A second basic approach consists of extracting all the tiles in the areas defined by the binary mask. This strategy is implemented in the GridTiler class. The additional pixel_overlap parameter specifies the number of overlapping pixels between two adjacent tiles, i.e. tiles are cropped by using a sliding window with stride s defined as:

\[s=(w - \mathrm{pixel\_overlap}) \cdot (h - \mathrm{pixel\_overlap})\]
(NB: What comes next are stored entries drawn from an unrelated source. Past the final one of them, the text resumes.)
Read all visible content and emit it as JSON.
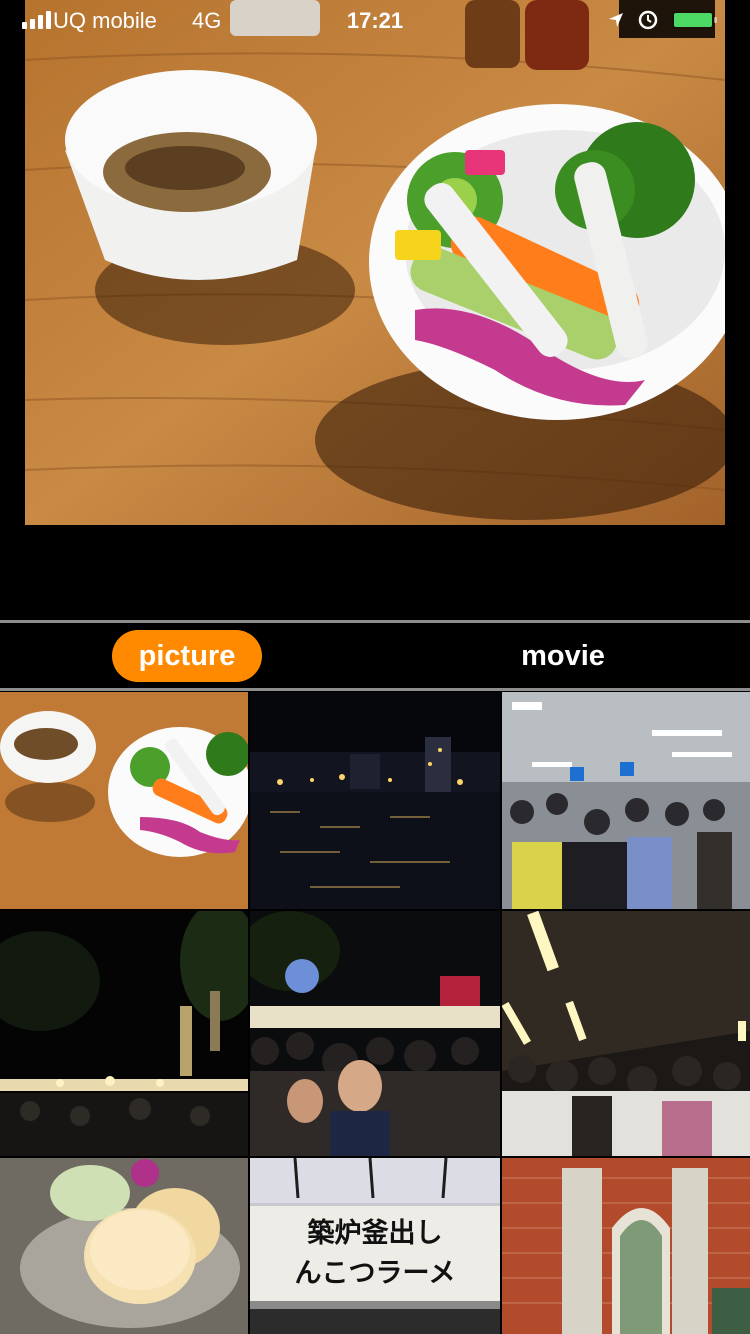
{
  "status_bar": {
    "carrier": "UQ mobile",
    "network": "4G",
    "time": "17:21",
    "battery_color": "#4cd964"
  },
  "tabs": [
    {
      "label": "picture",
      "selected": true
    },
    {
      "label": "movie",
      "selected": false
    }
  ],
  "accent_color": "#ff8a00",
  "thumbnails": [
    {
      "subject": "salad-and-soup"
    },
    {
      "subject": "night-river"
    },
    {
      "subject": "station-crowd"
    },
    {
      "subject": "night-festival-trees"
    },
    {
      "subject": "festival-crowd-balloons"
    },
    {
      "subject": "underpass-crowd"
    },
    {
      "subject": "pancakes"
    },
    {
      "subject": "ramen-shop-sign",
      "sign_line1": "築炉釜出し",
      "sign_line2": "んこつラーメ"
    },
    {
      "subject": "red-brick-building"
    }
  ]
}
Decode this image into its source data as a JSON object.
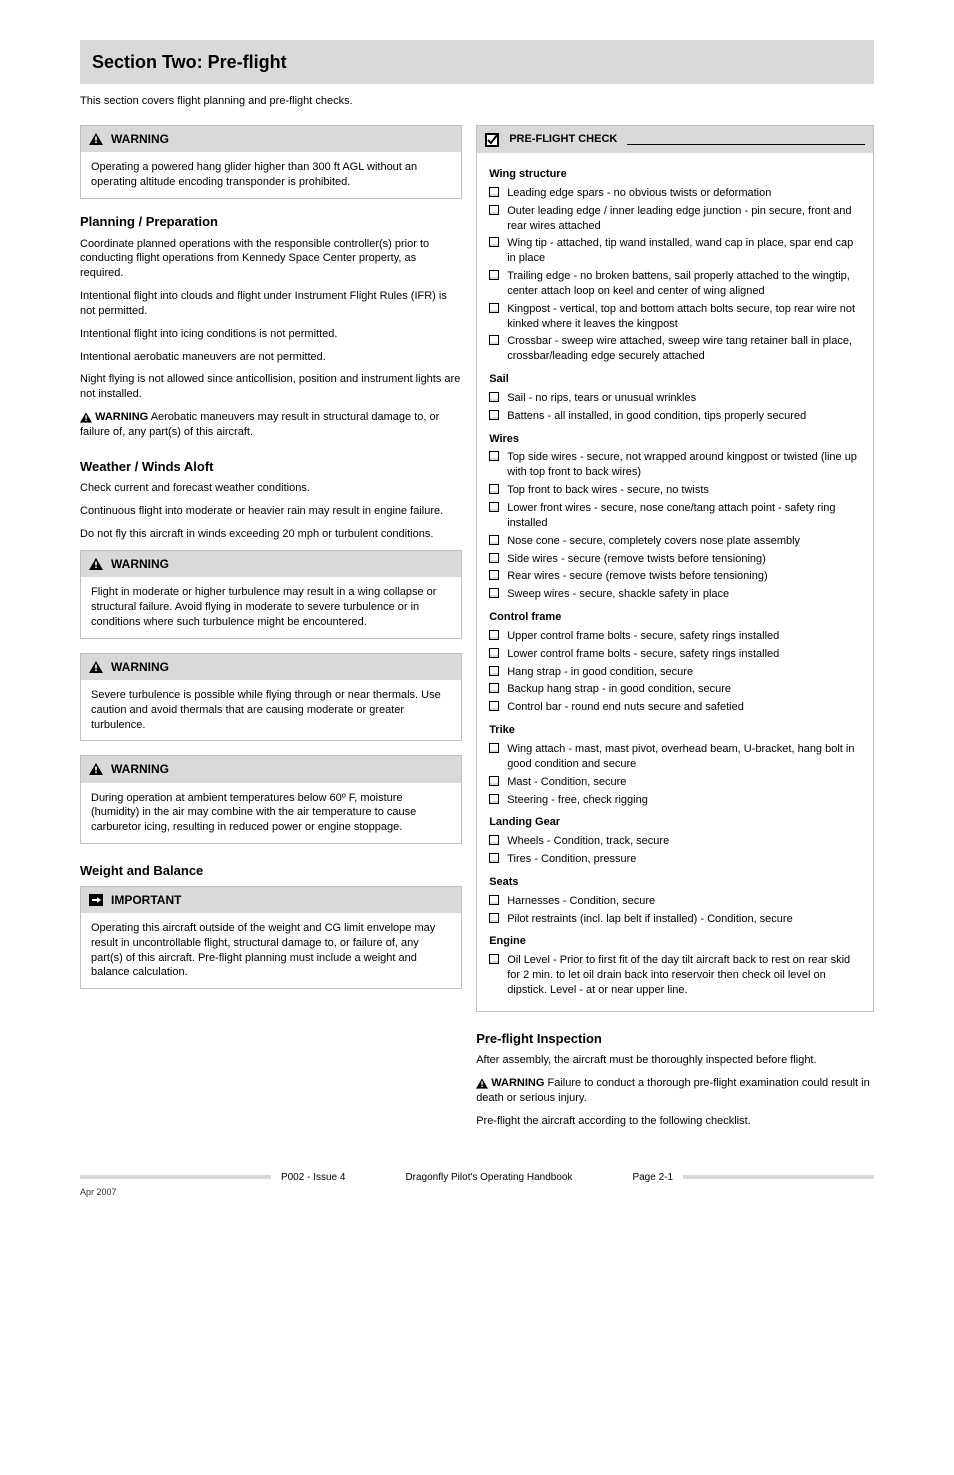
{
  "title": "Section Two: Pre-flight",
  "intro": "This section covers flight planning and pre-flight checks.",
  "left": {
    "warningBox": {
      "label": "WARNING",
      "body": "Operating a powered hang glider higher than 300 ft AGL without an operating altitude encoding transponder is prohibited."
    },
    "planningHead": "Planning / Preparation",
    "planningParas": [
      "Coordinate planned operations with the responsible controller(s) prior to conducting flight operations from Kennedy Space Center property, as required.",
      "Intentional flight into clouds and flight under Instrument Flight Rules (IFR) is not permitted.",
      "Intentional flight into icing conditions is not permitted.",
      "Intentional aerobatic maneuvers are not permitted.",
      "Night flying is not allowed since anticollision, position and instrument lights are not installed."
    ],
    "planningWarnLabel": "WARNING",
    "planningWarnBody": "Aerobatic maneuvers may result in structural damage to, or failure of, any part(s) of this aircraft.",
    "weatherHead": "Weather / Winds Aloft",
    "weatherParas": [
      "Check current and forecast weather conditions.",
      "Continuous flight into moderate or heavier rain may result in engine failure.",
      "Do not fly this aircraft in winds exceeding 20 mph or turbulent conditions."
    ],
    "turbBox": {
      "label": "WARNING",
      "body": "Flight in moderate or higher turbulence may result in a wing collapse or structural failure. Avoid flying in moderate to severe turbulence or in conditions where such turbulence might be encountered."
    },
    "thermBox": {
      "label": "WARNING",
      "body": "Severe turbulence is possible while flying through or near thermals. Use caution and avoid thermals that are causing moderate or greater turbulence."
    },
    "tempBox": {
      "label": "WARNING",
      "body": "During operation at ambient temperatures below 60º F, moisture (humidity) in the air may combine with the air temperature to cause carburetor icing, resulting in reduced power or engine stoppage."
    },
    "weightHead": "Weight and Balance",
    "weightBox": {
      "label": "IMPORTANT",
      "body": "Operating this aircraft outside of the weight and CG limit envelope may result in uncontrollable flight, structural damage to, or failure of, any part(s) of this aircraft. Pre-flight planning must include a weight and balance calculation."
    }
  },
  "right": {
    "checklistTitle": "PRE-FLIGHT CHECK",
    "groups": [
      {
        "label": "Wing structure",
        "items": [
          "Leading edge spars - no obvious twists or deformation",
          "Outer leading edge / inner leading edge junction - pin secure, front and rear wires attached",
          "Wing tip - attached, tip wand installed, wand cap in place, spar end cap in place",
          "Trailing edge - no broken battens, sail properly attached to the wingtip, center attach loop on keel and center of wing aligned",
          "Kingpost - vertical, top and bottom attach bolts secure, top rear wire not kinked where it leaves the kingpost",
          "Crossbar - sweep wire attached, sweep wire tang retainer ball in place, crossbar/leading edge securely attached"
        ]
      },
      {
        "label": "Sail",
        "items": [
          "Sail - no rips, tears or unusual wrinkles",
          "Battens - all installed, in good condition, tips properly secured"
        ]
      },
      {
        "label": "Wires",
        "items": [
          "Top side wires - secure, not wrapped around kingpost or twisted (line up with top front to back wires)",
          "Top front to back wires - secure, no twists",
          "Lower front wires - secure, nose cone/tang attach point - safety ring installed",
          "Nose cone - secure, completely covers nose plate assembly",
          "Side wires - secure (remove twists before tensioning)",
          "Rear wires - secure (remove twists before tensioning)",
          "Sweep wires - secure, shackle safety in place"
        ]
      },
      {
        "label": "Control frame",
        "items": [
          "Upper control frame bolts - secure, safety rings installed",
          "Lower control frame bolts - secure, safety rings installed",
          "Hang strap - in good condition, secure",
          "Backup hang strap - in good condition, secure",
          "Control bar - round end nuts secure and safetied"
        ]
      },
      {
        "label": "Trike",
        "items": [
          "Wing attach - mast, mast pivot, overhead beam, U-bracket, hang bolt in good condition and secure",
          "Mast - Condition, secure",
          "Steering - free, check rigging"
        ]
      },
      {
        "label": "Landing Gear",
        "items": [
          "Wheels - Condition, track, secure",
          "Tires - Condition, pressure"
        ]
      },
      {
        "label": "Seats",
        "items": [
          "Harnesses - Condition, secure",
          "Pilot restraints (incl. lap belt if installed) - Condition, secure"
        ]
      },
      {
        "label": "Engine",
        "items": [
          "Oil Level - Prior to first fit of the day tilt aircraft back to rest on rear skid for 2 min. to let oil drain back into reservoir then check oil level on dipstick. Level - at or near upper line."
        ]
      }
    ],
    "afterTitle": "Pre-flight Inspection",
    "afterPara1": "After assembly, the aircraft must be thoroughly inspected before flight.",
    "afterWarnLabel": "WARNING",
    "afterPara2": "Failure to conduct a thorough pre-flight examination could result in death or serious injury.",
    "afterPara3": "Pre-flight the aircraft according to the following checklist."
  },
  "footer": {
    "left": "P002 - Issue 4",
    "center": "Dragonfly Pilot's Operating Handbook",
    "right": "Page 2-1",
    "sub": "Apr 2007"
  }
}
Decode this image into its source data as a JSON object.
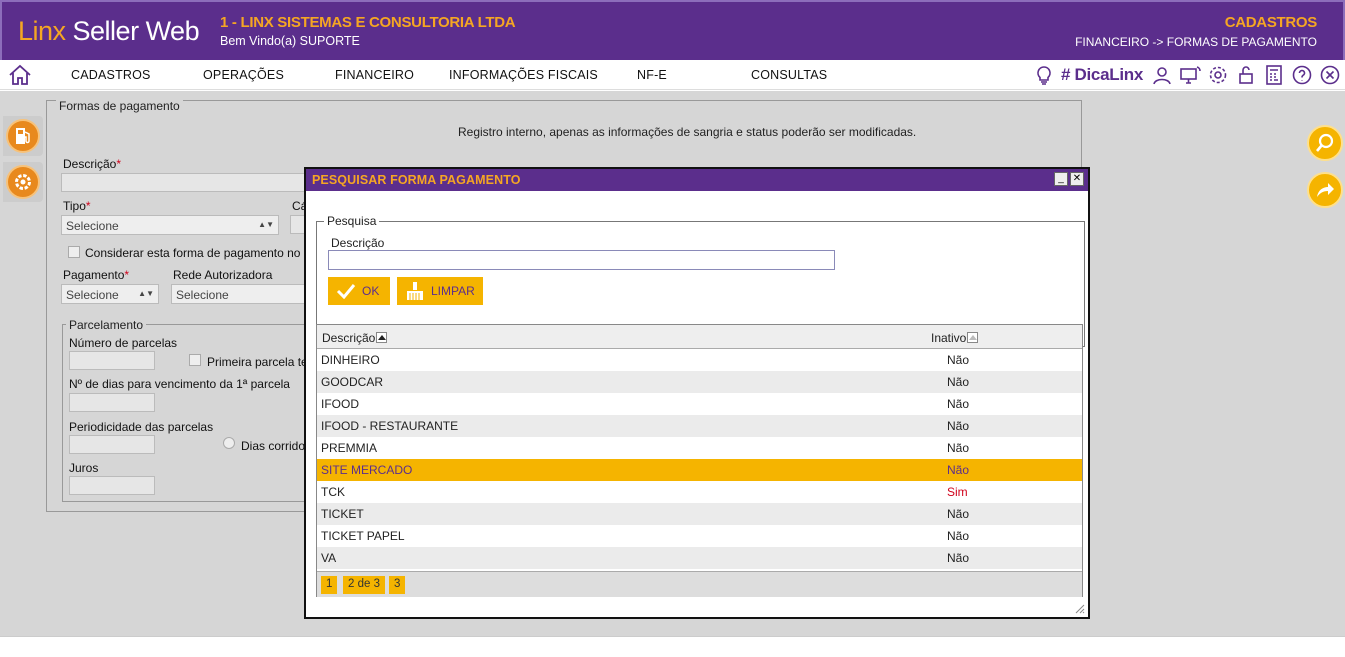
{
  "header": {
    "logo_linx": "Linx",
    "logo_rest": " Seller Web",
    "company": "1 - LINX SISTEMAS E CONSULTORIA LTDA",
    "welcome": "Bem Vindo(a) SUPORTE",
    "module": "CADASTROS",
    "breadcrumb": "FINANCEIRO -> FORMAS DE PAGAMENTO"
  },
  "menu": {
    "items": [
      "CADASTROS",
      "OPERAÇÕES",
      "FINANCEIRO",
      "INFORMAÇÕES FISCAIS",
      "NF-E",
      "CONSULTAS"
    ],
    "dicalinx": "# DicaLinx"
  },
  "form": {
    "legend": "Formas de pagamento",
    "note": "Registro interno, apenas as informações de sangria e status poderão ser modificadas.",
    "descricao_label": "Descrição",
    "tipo_label": "Tipo",
    "tipo_value": "Selecione",
    "ca_label": "Cá",
    "considerar_label": "Considerar esta forma de pagamento no av",
    "pagamento_label": "Pagamento",
    "pagamento_value": "Selecione",
    "rede_label": "Rede Autorizadora",
    "rede_value": "Selecione",
    "parcelamento_legend": "Parcelamento",
    "num_parcelas_label": "Número de parcelas",
    "primeira_parcela_label": "Primeira parcela te",
    "dias_venc_label": "Nº de dias para vencimento da 1ª parcela",
    "periodicidade_label": "Periodicidade das parcelas",
    "dias_corridos_label": "Dias corridos",
    "juros_label": "Juros"
  },
  "modal": {
    "title": "PESQUISAR FORMA PAGAMENTO",
    "minimize": "_",
    "close": "✕",
    "search_legend": "Pesquisa",
    "search_label": "Descrição",
    "search_value": "",
    "ok_label": "OK",
    "limpar_label": "LIMPAR",
    "col_descricao": "Descrição",
    "col_inativo": "Inativo",
    "rows": [
      {
        "descricao": "DINHEIRO",
        "inativo": "Não"
      },
      {
        "descricao": "GOODCAR",
        "inativo": "Não"
      },
      {
        "descricao": "IFOOD",
        "inativo": "Não"
      },
      {
        "descricao": "IFOOD - RESTAURANTE",
        "inativo": "Não"
      },
      {
        "descricao": "PREMMIA",
        "inativo": "Não"
      },
      {
        "descricao": "SITE MERCADO",
        "inativo": "Não"
      },
      {
        "descricao": "TCK",
        "inativo": "Sim"
      },
      {
        "descricao": "TICKET",
        "inativo": "Não"
      },
      {
        "descricao": "TICKET PAPEL",
        "inativo": "Não"
      },
      {
        "descricao": "VA",
        "inativo": "Não"
      }
    ],
    "pages": [
      "1",
      "2 de 3",
      "3"
    ]
  },
  "colors": {
    "brand_purple": "#5b2e8c",
    "accent_orange": "#f5a623",
    "selection_yellow": "#f5b400"
  }
}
where w and h are customizable parameters defining the width and the height of the resulting tiles. Calling the extract method on the GridTiler instance will automatically (i) find the regions to extract tiles from, defined by the binary mask object; (ii) generate all the tiles according to the grid structure; (iii) save only the tiles with “enough tissue” if the attribute check_tissue was set to True, save all the generated tiles otherwise.

ScoreTiler

Tiles extracted from the same WSI may not be equally informative; for example, if the goal is the detection of mitotic activity on H&E slides, tiles with no nuclei are of little interest. The ScoreTiler extractor ranks the tiles with respect to a scoring function, described in the scorer module. In particular, the ScoreTiler class extends the GridTiler extractor by sorting the extracted tiles in a decreasing order, based on the computed score. Notably, the ScoreTiler is agnostic to the scoring function adopted, thus a custom function can be implemented provided that it inputs a Tile object and outputs a number. The additional parameter n_tiles controls the number of highest-ranked tiles to save; if n_tiles =0 all the tiles are kept. Similarly to the GridTiler extraction process, calling the extract method on the ScoreTiler instance will automatically (i) find the largest tissue area in the WSI; (ii) generate all the tiles according to the grid structure; (iii) retain all the tiles with enough tissue if the attribute check_tissue was set to True, all the generated tiles otherwise; (iv) sort the tiles in a decreasing order according to the scoring function defined in the scorer parameter; (v) save only the highest-ranked n_tiles tiles, if n_tiles>0; (vi) write a summary of the saved tiles and their scores in a CSV file, if the report_path is specified in the extract method. The summary reports for each tile t: (i) the tile filename; (ii) its raw score \(s_t\); (iii) the normalized score, scaled in the interval [0,1], computed as:

\[\hat{s}_t = \frac{s_t-\displaystyle{\min_{s\in S}}(s)}{\displaystyle{\max_{s\in S}}(s)-\displaystyle{\min_{s\in S}}(s)}\ ,\]

where S is the set of the raw scores of all the extracted tiles.